Truffa o estorsione? La differenza sta in cosa si minaccia
17 Gennaio 2017
Con sentenza n. 5 del 2 gennaio 2017, la seconda Sezione penale della Corte di cassazione ha ribadito il principio secondo cui il criterio distintivo tra il reato di truffa e quello di estorsione, quando il fatto è connotato dalla minaccia di un male, è rappresentato dalla concreta efficacia coercitiva, e non meramente manipolativa, della condotta minacciosa rispetto alla volontà della vittima, da valutarsi con verifica ex ante, che prescinde dalla effettiva realizzabilità del male prospettato.

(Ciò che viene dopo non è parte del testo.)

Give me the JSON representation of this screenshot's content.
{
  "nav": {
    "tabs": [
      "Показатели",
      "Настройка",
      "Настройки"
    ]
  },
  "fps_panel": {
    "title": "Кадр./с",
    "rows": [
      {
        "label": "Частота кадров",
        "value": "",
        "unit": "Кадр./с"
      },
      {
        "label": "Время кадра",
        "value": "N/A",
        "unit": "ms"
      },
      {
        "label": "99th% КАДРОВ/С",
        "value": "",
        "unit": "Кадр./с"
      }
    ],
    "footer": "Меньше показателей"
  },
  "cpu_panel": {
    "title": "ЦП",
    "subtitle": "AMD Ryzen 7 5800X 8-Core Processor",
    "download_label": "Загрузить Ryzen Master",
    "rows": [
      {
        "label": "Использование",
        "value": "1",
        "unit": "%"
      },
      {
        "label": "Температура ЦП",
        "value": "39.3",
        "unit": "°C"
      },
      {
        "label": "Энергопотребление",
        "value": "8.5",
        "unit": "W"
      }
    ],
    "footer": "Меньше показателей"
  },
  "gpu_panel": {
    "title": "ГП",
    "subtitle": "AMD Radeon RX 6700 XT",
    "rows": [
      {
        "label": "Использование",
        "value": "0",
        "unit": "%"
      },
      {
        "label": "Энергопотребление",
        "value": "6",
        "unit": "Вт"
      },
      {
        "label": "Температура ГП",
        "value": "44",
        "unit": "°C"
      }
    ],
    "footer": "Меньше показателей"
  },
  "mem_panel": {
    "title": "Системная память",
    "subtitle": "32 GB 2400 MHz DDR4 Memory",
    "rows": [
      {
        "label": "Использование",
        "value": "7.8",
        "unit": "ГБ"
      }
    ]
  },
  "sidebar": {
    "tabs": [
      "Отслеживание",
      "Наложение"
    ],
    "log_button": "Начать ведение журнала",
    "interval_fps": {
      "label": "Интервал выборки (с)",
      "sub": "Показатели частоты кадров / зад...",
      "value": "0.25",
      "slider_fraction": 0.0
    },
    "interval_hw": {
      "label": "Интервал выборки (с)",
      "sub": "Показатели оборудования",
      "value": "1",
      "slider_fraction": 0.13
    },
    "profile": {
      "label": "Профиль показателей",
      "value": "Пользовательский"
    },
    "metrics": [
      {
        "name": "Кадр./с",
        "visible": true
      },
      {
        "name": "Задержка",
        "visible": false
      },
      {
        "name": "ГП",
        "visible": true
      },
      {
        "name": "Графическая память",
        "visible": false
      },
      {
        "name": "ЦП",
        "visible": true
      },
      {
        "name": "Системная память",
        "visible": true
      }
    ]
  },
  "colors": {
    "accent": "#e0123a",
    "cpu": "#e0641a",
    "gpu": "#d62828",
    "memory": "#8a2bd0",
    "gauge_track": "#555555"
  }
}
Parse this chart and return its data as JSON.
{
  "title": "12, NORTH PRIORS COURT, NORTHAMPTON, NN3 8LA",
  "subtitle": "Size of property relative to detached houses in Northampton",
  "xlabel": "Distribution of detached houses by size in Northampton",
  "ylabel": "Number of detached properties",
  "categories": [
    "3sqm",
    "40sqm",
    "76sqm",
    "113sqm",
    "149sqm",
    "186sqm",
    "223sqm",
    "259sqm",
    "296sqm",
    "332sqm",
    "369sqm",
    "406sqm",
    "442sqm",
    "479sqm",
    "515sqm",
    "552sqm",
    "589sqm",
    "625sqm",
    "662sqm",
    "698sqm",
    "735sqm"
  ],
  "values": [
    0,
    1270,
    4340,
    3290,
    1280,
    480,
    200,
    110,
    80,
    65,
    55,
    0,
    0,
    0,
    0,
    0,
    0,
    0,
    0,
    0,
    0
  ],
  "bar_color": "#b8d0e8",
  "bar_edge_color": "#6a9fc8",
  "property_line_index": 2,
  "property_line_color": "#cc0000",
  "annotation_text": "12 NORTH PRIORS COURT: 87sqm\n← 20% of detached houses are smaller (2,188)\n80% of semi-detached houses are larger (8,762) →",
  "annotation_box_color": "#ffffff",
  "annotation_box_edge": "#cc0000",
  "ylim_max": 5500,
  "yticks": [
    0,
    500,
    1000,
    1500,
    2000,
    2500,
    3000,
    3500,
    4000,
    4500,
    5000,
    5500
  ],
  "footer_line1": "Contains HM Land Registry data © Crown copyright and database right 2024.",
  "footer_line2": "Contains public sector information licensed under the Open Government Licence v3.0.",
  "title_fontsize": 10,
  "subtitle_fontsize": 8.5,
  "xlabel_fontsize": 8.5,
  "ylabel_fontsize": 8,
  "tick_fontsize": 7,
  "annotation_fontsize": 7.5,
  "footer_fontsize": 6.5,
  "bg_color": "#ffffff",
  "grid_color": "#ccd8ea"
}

Più precisamente, il criterio distintivo deve ravvisarsi nel diverso modo di atteggiarsi della condotta lesiva e della sua incidenza sulla sfera soggettiva della vittima: ricorre, dunque, la truffa qualora il male venga ventilato come possibile ed eventuale e comunque non proveniente, direttamente o indirettamente, da chi lo prospetta in modo che la persona offesa non è coartata, ma si determina alla prestazione perché tratta in errore dalla esposizione di un pericolo inesistente. Si configura invece l'estorsione quando il male viene indicato come certo e realizzabile ad opera del reo o di altri, poiché in tal caso la persona offesa è posta nella ineluttabile alternativa di far conseguire all'agente il preteso profitto o di subire il male minacciato.